Currently, no proactive treatment of food allergy is yet available. In a randomized clinical trial, the effect of treatment with antihistamines on OAS elicited by ingestion of hazelnuts in birch pollen-allergic patients was investigated by Bindslev-Jensen et al. (205) This study showed that treatment with antihistamines significantly reduced the symptoms compared with placebo, without, however, completely abolishing the symptoms. In view of the potential risk of severe reactions in patients with OAS, antihistamines do not seem a safe approach. As opposed to immunotherapy for hymenopteran venom or certain aeroallergen sensitivities, the few studies that have been conducted in food-allergic adults have studied the possible effects of immunotherapy with pollen allergens in OAS patients, providing controversial results (206, 207). More recently, in a prospective study carried out in 49 birch pollen-sensitive patients with apple-induced OAS, immunotherapy with birch pollen extracts was shown to reduce clinical apple sensitivity and skin reactivity in most cases after only 1 year of treatment (208).
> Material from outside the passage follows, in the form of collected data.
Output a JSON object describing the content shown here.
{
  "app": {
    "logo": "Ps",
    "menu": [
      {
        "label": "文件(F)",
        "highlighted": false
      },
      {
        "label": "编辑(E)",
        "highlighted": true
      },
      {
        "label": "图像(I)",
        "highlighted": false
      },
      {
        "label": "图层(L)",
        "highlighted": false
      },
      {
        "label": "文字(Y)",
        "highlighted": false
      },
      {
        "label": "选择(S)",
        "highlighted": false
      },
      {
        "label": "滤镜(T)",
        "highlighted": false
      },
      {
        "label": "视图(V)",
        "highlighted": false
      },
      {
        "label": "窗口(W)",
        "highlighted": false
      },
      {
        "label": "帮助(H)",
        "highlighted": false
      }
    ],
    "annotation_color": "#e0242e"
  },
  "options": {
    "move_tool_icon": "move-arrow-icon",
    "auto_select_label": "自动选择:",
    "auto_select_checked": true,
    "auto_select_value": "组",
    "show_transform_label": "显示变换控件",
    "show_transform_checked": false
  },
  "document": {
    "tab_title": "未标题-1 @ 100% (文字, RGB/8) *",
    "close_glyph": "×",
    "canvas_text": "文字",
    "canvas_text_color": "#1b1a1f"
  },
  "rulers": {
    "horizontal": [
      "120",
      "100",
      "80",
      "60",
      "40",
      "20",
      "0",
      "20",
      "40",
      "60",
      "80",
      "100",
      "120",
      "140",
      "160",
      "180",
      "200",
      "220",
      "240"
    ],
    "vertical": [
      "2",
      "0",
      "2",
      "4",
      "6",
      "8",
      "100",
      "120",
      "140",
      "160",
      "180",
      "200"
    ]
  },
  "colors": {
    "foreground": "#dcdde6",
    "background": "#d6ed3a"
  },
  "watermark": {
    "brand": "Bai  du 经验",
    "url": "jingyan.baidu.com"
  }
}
In addition, oral hyposensitization with celery juice was shown to be effective to prevent further severe reactions in a 49-year-old woman with celery-induced anaphylaxis (209). It is quite probable that some of the several therapeutic modalities currently under investigation such as peptide immunotherapy, DNA immunization, immunization with immunostimulatory sequences, anti-IgE therapy, and genetic modification of foods, will provide a safe and effective treatment and prevention of food allergy in the near future (210, 211).